Clause 64. The nanoparticle as defined in any one of the clauses 44-54 or the pharmaceutical composition as defined in clause 55 or the delivery device as defined in any one of the clauses 56-60 for use in therapy.

Clause 65. A method of encapsulating an agent in a matrix of polymers of any one of the clauses 1-29 or 43 to form nanoparticles, the method comprising steps of: providing an active agent as defined above; providing the polymer (s); and contacting the agent and the polymer under suitable conditions to form nanoparticles.

Clause 66. The method of clause 65, wherein the step of contacting comprises (a) spray drying a mixture of the agent and the polymer, (b) double emulsion solvent evaporation techniques or (c) a phase inversion technique.

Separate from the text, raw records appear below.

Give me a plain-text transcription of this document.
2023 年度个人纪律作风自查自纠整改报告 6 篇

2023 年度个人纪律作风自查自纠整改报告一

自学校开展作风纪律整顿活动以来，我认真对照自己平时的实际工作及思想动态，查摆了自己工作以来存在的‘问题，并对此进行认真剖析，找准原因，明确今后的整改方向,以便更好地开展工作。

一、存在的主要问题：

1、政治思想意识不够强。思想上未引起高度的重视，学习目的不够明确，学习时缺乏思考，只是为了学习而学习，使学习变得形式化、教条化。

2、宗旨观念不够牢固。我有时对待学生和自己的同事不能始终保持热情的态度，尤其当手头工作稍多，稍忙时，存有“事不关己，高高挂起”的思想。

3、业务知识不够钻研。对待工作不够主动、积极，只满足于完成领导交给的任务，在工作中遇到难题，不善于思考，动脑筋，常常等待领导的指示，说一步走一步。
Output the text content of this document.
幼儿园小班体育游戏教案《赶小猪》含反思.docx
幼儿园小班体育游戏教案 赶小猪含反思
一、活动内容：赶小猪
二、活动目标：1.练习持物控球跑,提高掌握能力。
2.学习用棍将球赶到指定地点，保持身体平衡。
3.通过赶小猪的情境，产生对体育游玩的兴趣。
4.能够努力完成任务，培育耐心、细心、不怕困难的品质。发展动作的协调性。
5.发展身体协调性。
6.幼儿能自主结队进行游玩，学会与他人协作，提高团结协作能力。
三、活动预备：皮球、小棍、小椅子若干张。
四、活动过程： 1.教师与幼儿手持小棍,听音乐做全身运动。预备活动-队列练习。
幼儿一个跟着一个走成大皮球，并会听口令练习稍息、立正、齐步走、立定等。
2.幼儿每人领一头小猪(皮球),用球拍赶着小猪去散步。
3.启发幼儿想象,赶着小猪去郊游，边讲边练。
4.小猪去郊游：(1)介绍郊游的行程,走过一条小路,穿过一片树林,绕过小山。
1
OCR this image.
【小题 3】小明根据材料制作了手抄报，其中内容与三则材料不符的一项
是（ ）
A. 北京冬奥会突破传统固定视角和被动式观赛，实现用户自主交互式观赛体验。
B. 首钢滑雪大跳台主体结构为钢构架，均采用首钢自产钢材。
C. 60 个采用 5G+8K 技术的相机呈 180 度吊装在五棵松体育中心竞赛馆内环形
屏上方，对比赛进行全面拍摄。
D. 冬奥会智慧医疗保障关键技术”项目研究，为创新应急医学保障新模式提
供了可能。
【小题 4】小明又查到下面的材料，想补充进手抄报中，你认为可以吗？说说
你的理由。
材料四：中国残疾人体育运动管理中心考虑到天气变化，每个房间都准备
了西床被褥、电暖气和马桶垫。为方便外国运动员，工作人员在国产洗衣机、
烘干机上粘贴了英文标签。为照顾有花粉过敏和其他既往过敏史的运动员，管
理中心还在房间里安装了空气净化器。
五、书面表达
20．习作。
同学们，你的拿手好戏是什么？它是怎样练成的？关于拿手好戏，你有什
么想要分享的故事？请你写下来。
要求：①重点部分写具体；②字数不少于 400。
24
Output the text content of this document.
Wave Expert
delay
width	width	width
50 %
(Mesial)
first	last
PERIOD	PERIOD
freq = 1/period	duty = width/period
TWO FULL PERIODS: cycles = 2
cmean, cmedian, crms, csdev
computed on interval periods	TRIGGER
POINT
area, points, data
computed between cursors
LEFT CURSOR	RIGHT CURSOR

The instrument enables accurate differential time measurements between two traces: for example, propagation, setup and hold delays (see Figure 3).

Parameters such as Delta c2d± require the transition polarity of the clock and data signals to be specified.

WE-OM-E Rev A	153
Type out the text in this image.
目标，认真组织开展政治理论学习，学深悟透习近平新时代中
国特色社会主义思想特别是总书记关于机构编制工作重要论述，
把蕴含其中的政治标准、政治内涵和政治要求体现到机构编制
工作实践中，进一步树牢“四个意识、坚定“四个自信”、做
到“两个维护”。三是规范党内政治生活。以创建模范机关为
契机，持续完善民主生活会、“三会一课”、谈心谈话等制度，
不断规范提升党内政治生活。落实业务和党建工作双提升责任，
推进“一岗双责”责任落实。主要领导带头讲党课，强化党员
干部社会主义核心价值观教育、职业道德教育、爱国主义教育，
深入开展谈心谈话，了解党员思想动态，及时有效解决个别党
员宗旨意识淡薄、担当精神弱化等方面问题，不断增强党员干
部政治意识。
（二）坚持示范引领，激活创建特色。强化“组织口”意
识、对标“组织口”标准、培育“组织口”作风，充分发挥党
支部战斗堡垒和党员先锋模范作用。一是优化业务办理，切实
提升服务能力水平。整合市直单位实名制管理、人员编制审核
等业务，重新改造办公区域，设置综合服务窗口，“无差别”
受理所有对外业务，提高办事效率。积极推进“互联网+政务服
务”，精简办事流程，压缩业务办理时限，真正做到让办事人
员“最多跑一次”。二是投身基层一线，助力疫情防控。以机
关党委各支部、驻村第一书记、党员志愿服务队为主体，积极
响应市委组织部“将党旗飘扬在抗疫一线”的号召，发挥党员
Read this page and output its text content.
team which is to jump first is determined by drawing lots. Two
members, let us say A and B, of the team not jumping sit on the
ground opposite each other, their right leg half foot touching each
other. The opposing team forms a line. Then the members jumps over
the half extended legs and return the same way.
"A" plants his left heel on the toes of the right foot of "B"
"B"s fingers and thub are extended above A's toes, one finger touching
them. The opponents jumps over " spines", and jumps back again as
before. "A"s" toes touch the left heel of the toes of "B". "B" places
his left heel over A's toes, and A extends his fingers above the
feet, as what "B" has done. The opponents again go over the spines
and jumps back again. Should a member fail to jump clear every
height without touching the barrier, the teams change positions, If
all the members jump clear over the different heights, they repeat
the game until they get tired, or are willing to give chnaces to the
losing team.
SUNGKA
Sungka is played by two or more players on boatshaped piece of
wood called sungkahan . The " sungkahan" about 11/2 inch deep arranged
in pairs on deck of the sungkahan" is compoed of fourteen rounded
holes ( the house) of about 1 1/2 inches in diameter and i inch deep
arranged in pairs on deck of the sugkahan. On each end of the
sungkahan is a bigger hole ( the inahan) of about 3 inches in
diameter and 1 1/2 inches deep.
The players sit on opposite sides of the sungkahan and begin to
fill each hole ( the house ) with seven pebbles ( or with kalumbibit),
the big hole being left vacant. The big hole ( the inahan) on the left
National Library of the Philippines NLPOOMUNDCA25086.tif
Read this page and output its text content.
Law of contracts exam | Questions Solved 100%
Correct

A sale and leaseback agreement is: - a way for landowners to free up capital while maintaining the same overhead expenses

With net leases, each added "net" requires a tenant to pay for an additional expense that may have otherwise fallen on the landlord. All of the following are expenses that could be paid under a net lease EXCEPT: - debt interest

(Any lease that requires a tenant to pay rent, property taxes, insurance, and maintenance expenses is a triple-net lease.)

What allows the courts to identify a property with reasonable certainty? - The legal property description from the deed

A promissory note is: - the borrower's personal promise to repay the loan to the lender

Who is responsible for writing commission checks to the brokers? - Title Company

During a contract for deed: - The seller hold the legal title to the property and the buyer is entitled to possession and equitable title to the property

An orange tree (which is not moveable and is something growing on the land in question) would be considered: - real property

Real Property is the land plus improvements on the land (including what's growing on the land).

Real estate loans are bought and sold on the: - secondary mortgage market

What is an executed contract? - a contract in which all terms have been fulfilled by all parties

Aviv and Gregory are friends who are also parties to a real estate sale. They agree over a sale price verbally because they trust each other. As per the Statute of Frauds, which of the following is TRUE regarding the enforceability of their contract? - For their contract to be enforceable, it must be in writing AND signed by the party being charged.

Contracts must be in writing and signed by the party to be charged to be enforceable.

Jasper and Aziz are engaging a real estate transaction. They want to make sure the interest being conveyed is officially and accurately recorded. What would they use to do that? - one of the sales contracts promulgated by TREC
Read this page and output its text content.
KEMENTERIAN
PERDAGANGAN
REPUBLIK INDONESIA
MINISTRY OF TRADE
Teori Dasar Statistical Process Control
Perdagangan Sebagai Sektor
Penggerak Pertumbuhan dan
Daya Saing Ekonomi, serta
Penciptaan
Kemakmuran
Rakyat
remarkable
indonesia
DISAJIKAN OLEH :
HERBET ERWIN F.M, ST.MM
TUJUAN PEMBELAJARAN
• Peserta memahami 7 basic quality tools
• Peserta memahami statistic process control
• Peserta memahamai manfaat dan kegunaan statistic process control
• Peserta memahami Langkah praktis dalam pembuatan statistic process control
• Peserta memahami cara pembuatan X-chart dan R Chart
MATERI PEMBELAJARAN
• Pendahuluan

Clause 67. A method for the preparation of a coating viral particle as defined in any one of the clauses 56-59, the method comprising the step of mixing the viral particle with the polymer(s) as defined in any one of the clauses 1-29 or 43 optionally in combination with one or more polymers of formula (Iter) as defined in any one of the clauses 45-49.

Clause 68. The method of clause 67, wherein when the polymer(s) of formula (I), alone or in combination with the ones of formula (Iter), are covalently bound to the viral surface, then the method comprises a previous step wherein the polymer(s) of formula (I) and/or (Iter) are acid activated.